Epargne salariale : et si vous mettiez de l’ordre dans vos contrats ?
Vous avez été employé par plusieurs entreprises successivement, et chacune d’entre elles vous a fait profiter d’un dispositif d’épargne salariale : vous êtes désormais à la tête de plusieurs plans de ce type. Vous pouvez, ainsi, être titulaire d’un ou de plusieurs plans d’épargne entreprise (PEE) ou plans d’épargne interentreprises (PEI), ainsi que de plans d’épargne pour la retraite collectif (Perco, ou Pereco/Perecol depuis 2019). Toutes ces enveloppes permettent d’investir sur différents supports financiers selon vos objectifs. Pour rationaliser votre gestion et éviter d’oublier des plans avec le temps, il est utile de s’atteler à un grand ménage.
Réduire les frais forfaitaires
Il existe deux familles de plans, la première comprend les PEE et les PEI. "L’épargne investie dessus est bloquée pendant cinq ans, cette durée s’appliquant à chaque versement sur le plan et non depuis son ouverture", précise Hubert Clerbois, cofondateur d’EPS Retraite. Si vous avez quitté votre entreprise, vous pouvez conserver tous vos plans ouverts et continuer à y investir librement et y laisser fructifier vos fonds. Mais vous n’y recevrez plus de participation et d’intéressement et ne profiterez plus de l’abondement de votre ancienne entreprise. Il faudra aussi régler, chaque année, des frais de tenue de compte de quelques dizaines d’euros qu’elle prenait en charge auparavant. "A la longue, ils finissent par grignoter l’épargne disponible et pèsent sur le rendement", met en garde Hubert Clerbois.

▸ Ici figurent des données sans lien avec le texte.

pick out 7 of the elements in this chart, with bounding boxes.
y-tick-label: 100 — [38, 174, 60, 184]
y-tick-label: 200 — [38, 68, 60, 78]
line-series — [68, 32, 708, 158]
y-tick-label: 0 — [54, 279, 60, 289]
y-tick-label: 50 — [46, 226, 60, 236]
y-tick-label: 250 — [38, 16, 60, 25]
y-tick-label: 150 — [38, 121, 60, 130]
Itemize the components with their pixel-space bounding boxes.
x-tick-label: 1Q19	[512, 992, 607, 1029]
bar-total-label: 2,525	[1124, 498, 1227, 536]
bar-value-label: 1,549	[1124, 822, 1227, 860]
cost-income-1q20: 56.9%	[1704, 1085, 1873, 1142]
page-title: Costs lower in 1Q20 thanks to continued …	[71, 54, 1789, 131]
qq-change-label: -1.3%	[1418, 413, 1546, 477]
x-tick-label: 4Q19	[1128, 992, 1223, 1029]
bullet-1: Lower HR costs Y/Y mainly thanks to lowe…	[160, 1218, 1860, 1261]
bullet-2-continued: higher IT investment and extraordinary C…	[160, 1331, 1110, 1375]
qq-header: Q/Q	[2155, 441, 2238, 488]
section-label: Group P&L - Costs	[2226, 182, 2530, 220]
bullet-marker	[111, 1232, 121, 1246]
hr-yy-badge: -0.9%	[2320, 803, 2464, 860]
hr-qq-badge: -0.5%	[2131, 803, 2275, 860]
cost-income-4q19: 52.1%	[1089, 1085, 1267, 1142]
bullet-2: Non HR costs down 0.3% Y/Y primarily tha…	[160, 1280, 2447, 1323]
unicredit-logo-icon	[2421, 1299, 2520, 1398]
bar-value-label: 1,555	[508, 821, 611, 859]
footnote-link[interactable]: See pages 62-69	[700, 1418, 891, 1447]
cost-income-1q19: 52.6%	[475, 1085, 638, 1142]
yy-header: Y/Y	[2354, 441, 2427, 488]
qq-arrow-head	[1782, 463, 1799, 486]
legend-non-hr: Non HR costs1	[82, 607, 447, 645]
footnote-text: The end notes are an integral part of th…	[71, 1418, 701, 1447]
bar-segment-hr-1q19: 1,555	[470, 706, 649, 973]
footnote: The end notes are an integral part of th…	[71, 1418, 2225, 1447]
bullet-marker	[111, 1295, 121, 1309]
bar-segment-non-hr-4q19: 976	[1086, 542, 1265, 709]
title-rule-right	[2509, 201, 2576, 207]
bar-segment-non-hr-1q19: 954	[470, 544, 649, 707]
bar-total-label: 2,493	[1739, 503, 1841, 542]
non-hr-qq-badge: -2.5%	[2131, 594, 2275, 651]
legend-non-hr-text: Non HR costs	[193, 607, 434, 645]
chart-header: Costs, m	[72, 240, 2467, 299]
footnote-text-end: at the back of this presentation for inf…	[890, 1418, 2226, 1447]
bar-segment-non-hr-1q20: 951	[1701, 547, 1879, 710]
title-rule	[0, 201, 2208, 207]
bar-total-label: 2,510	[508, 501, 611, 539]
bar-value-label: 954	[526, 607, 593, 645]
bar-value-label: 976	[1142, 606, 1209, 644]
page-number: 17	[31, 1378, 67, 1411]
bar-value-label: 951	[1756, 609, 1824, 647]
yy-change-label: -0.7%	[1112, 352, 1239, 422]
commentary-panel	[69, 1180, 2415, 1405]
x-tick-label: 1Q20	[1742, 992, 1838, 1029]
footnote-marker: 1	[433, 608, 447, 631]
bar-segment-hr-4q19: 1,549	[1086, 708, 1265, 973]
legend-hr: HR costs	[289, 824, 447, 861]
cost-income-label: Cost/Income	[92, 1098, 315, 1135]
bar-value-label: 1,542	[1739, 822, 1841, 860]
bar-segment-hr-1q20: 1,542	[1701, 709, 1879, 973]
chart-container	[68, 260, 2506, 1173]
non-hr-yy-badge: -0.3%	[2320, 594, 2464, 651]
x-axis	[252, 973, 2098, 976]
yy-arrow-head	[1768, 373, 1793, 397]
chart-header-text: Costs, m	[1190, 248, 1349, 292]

Pour faire des économies, vous avez donc intérêt à regrouper tous vos avoirs en un seul PEE ou PEI pour ne payer qu’une fois par an ces frais forfaitaires. Mieux : les transférer sur le plan de votre entreprise actuelle le cas échéant. Par ailleurs, il existe un cas de déblocage anticipé avant cinq ans : la rupture du contrat de travail. Vous pouvez donc récupérer vos fonds pour les investir sur un autre placement (assurance-vie…) Attention toutefois à bien étudier vos contrats avant de réaliser cette opération, pour vous assurer qu’elle est intéressante. En effet, un contrat d’assurance-vie facture des frais de gestion de 0,90 % par an en moyenne sur vos avoirs en unités de compte. "Pour 100 000 euros investis cela correspond à 900 euros de frais, soit un montant bien supérieur aux dizaines d’euros payés sur un PEE", précise Bruno Lourenço, directeur commercial épargne individuelle chez Eres.
Perco et Pereco, des placements "tunnels"
Avec un Perco ou un Pereco, la stratégie diffère, car le choix est plus limité. En effet, ces placements sont dits "tunnels" et l’épargne investie dessus est bloquée jusqu’à votre retraite. Vous ne pourrez récupérer vos capitaux de façon anticipée que dans certains cas très graves (invalidité, décès, surendettement, …) ou pour acheter votre résidence principale. En revanche, comme avec les PEE, vous avez la possibilité de regrouper tous ces plans de long terme en un seul. Petite subtilité : si vous souhaitez minimiser le nombre de produits que vous avez à gérer, votre épargne salariale pourra même rejoindre votre PER (plan d’épargne retraite) individuel si vous en avez ouvert un. En effet, cette enveloppe inclut trois compartiments, le premier est destiné à recueillir de l’épargne "individuelle", avec de possibles avantages fiscaux à l’entrée. Les deux autres sont réservés à l’épargne "collective", c’est-à-dire aux sommes issues d’une entreprise (participation, intéressement, abondement, retraite obligatoire…)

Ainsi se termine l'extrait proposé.